Segundo Seaver, Dolly pediu pessoalmente que ele gravasse um vídeo para comunicar sua partida quando o momento chegasse. Na época em que recebeu a orientação, o sobrinho ainda tinha dificuldade de imaginar que um dia precisaria cumprir aquela tarefa.
"Este anúncio em vídeo é algo que Dolly me pediu anos atrás, antes que eu pudesse absorver completamente isso como uma realidade futura", contou. A causa da morte da artista não foi divulgada.
Sobrinho cumpriu último pedido de Dolly Parton
Brian Seaver é filho de Cassie Parton, uma das irmãs da cantora, e manteve uma relação próxima com a tia durante décadas. Ele trabalhou como chefe de segurança de Dolly por mais de 20 anos, seguindo os passos do pai, Larry, que anteriormente havia desempenhado a mesma função.
No pronunciamento, Seaver falou sobre a despedida de maneira afetuosa. Para ele, a dor da perda permanece com aqueles que ficaram, enquanto Dolly teria partido em paz e amparada por sua fé.
O sobrinho também mencionou pessoas importantes que morreram antes da artista, entre elas seu marido, Carl Dean, além dos pais e de outros familiares. "Dolly viveu na luz", declarou.
Seaver ainda recordou que começou a acompanhar a rotina profissional da tia quando era criança, no começo da década de 1980. Ao longo dos anos, pôde observar de perto não apenas sua carreira, mas também a influência que Dolly exerceu sobre pessoas próximas e outros artistas. "Ela nunca viu uma porta que não pudesse abrir. E a porta que ela abriu fez e mudou a história", afirmou.

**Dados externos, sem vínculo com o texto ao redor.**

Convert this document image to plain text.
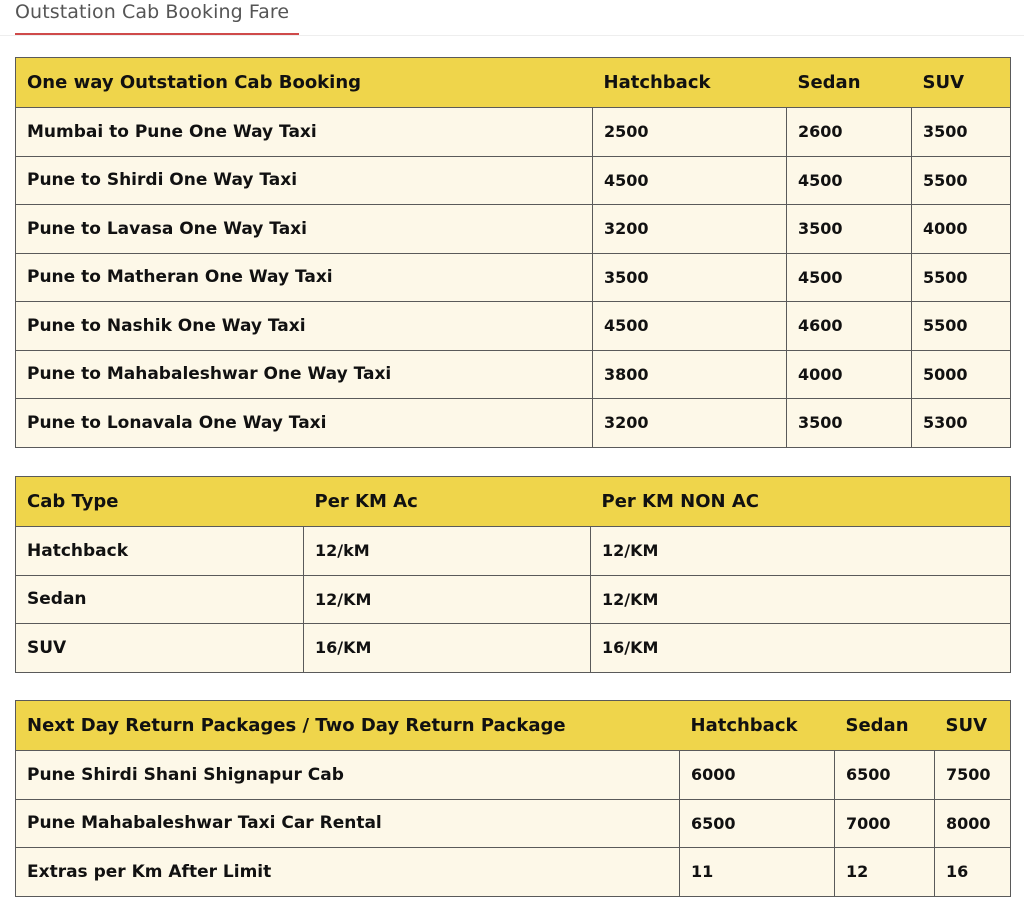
Outstation Cab Booking Fare
One way Outstation Cab Booking	Hatchback	Sedan	SUV
Mumbai to Pune One Way Taxi	2500	2600	3500
Pune to Shirdi One Way Taxi	4500	4500	5500
Pune to Lavasa One Way Taxi	3200	3500	4000
Pune to Matheran One Way Taxi	3500	4500	5500
Pune to Nashik One Way Taxi	4500	4600	5500
Pune to Mahabaleshwar One Way Taxi	3800	4000	5000
Pune to Lonavala One Way Taxi	3200	3500	5300
Cab Type	Per KM Ac	Per KM NON AC
Hatchback	12/kM	12/KM
Sedan	12/KM	12/KM
SUV	16/KM	16/KM
Next Day Return Packages / Two Day Return Package	Hatchback	Sedan	SUV
Pune Shirdi Shani Shignapur Cab	6000	6500	7500
Pune Mahabaleshwar Taxi Car Rental	6500	7000	8000
Extras per Km After Limit	11	12	16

Dolly Parton vinha enfrentando problemas de saúde
Nos meses que antecederam sua morte, a cantora havia diminuído o número de compromissos e aparições públicas por questões de saúde. Ela também cancelou uma temporada de apresentações prevista para acontecer em Las Vegas.

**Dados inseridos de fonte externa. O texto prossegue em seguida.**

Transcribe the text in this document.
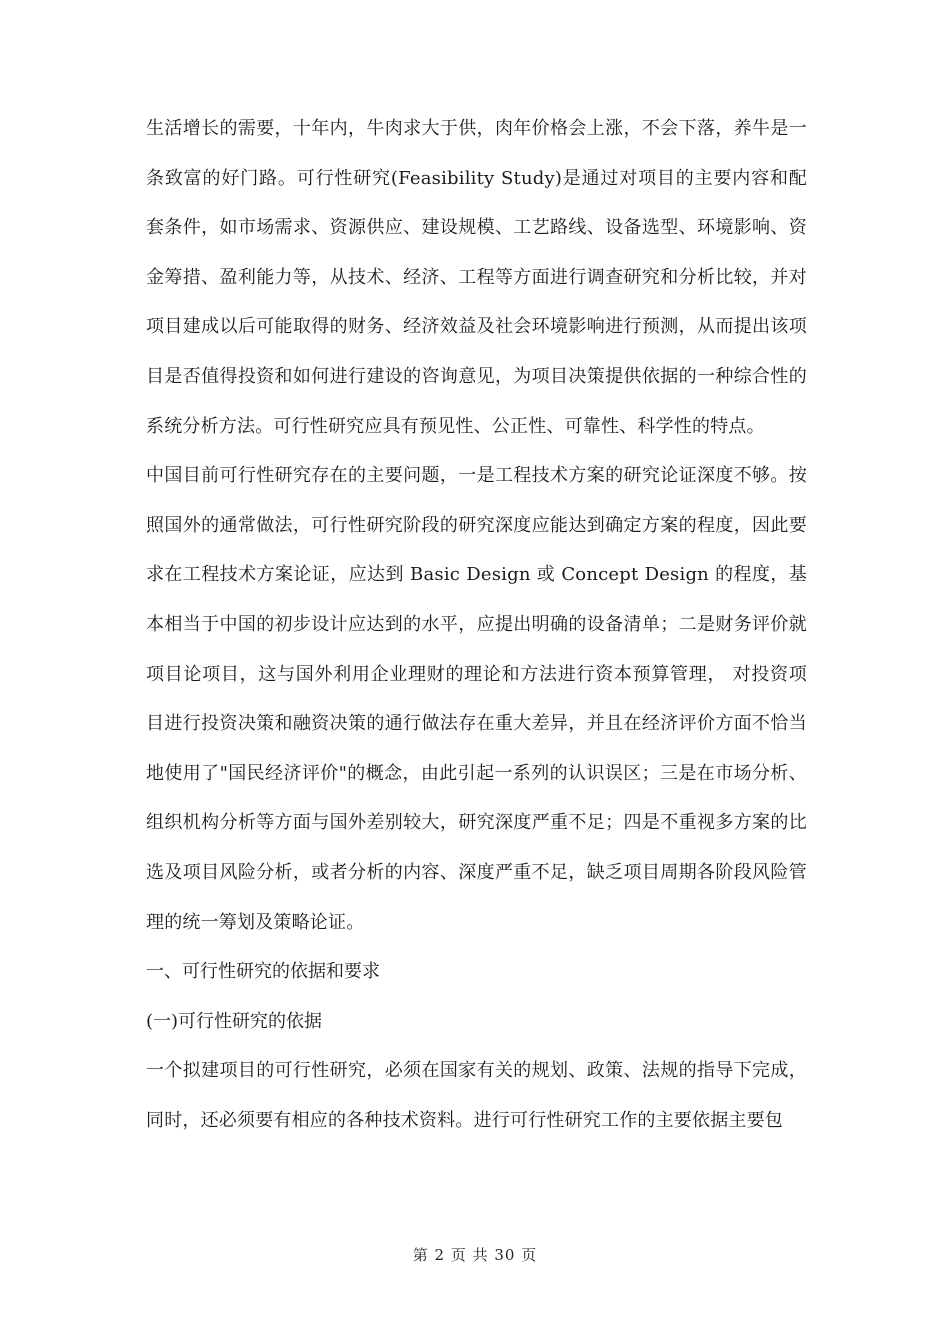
生活增长的需要，十年内，牛肉求大于供，肉年价格会上涨，不会下落，养牛是一条致富的好门路。可行性研究(Feasibility Study)是通过对项目的主要内容和配套条件，如市场需求、资源供应、建设规模、工艺路线、设备选型、环境影响、资金筹措、盈利能力等，从技术、经济、工程等方面进行调查研究和分析比较，并对项目建成以后可能取得的财务、经济效益及社会环境影响进行预测，从而提出该项目是否值得投资和如何进行建设的咨询意见，为项目决策提供依据的一种综合性的系统分析方法。可行性研究应具有预见性、公正性、可靠性、科学性的特点。

中国目前可行性研究存在的主要问题，一是工程技术方案的研究论证深度不够。按照国外的通常做法，可行性研究阶段的研究深度应能达到确定方案的程度，因此要求在工程技术方案论证，应达到 Basic Design 或 Concept Design 的程度，基本相当于中国的初步设计应达到的水平，应提出明确的设备清单；二是财务评价就项目论项目，这与国外利用企业理财的理论和方法进行资本预算管理， 对投资项目进行投资决策和融资决策的通行做法存在重大差异，并且在经济评价方面不恰当地使用了"国民经济评价"的概念，由此引起一系列的认识误区；三是在市场分析、组织机构分析等方面与国外差别较大，研究深度严重不足；四是不重视多方案的比选及项目风险分析，或者分析的内容、深度严重不足，缺乏项目周期各阶段风险管理的统一筹划及策略论证。

一、可行性研究的依据和要求

(一)可行性研究的依据

一个拟建项目的可行性研究，必须在国家有关的规划、政策、法规的指导下完成，同时，还必须要有相应的各种技术资料。进行可行性研究工作的主要依据主要包

第 2 页 共 30 页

Poucos dias antes de morrer, Dolly chegou a comentar publicamente que ainda estava em processo de recuperação. Em entrevista recente à revista People, explicou que havia deixado alguns cuidados pessoais em segundo plano enquanto se dedicava ao marido, Carl Dean. "Estou a lidar com alguns problemas de saúde a que simplesmente não prestei atenção enquanto estava a cuidar do Carl", contou na ocasião.
Dean morreu em março de 2025, depois de quase seis décadas de casamento com a cantora. Após a perda do companheiro, Dolly passou a olhar com mais atenção para a própria saúde. Apesar das dificuldades, ela afirmava que continuava trabalhando e desenvolvendo projetos.
Artista chegou a pensar em continuar nos palcos por meio da tecnologia
Mesmo diante das limitações de saúde, Dolly Parton continuava pensando no futuro de sua obra. Um dos projetos avaliados pela artista envolvia a possibilidade de criar um avatar digital capaz de representá-la em apresentações.
A ideia ainda estava em estágio inicial, mas poderia permitir que sua imagem permanecesse nos palcos virtualmente. O projeto reforçava a preocupação da cantora em encontrar novas maneiras de manter sua produção artística acessível às próximas gerações.
Ao falar sobre o legado da tia, Seaver destacou justamente essa capacidade de abrir caminhos. Ao longo de décadas de carreira, Dolly se tornou referência não apenas para familiares que tiveram oportunidades a partir de sua trajetória, mas também para gerações de cantores, compositores, músicos e outros profissionais da indústria.
E até mesmo a maneira como o público recebeu a notícia de sua morte carregou uma decisão tomada por ela própria: Dolly Parton havia escolhido, anos antes, quem daria a notícia e como sua despedida seria comunicada.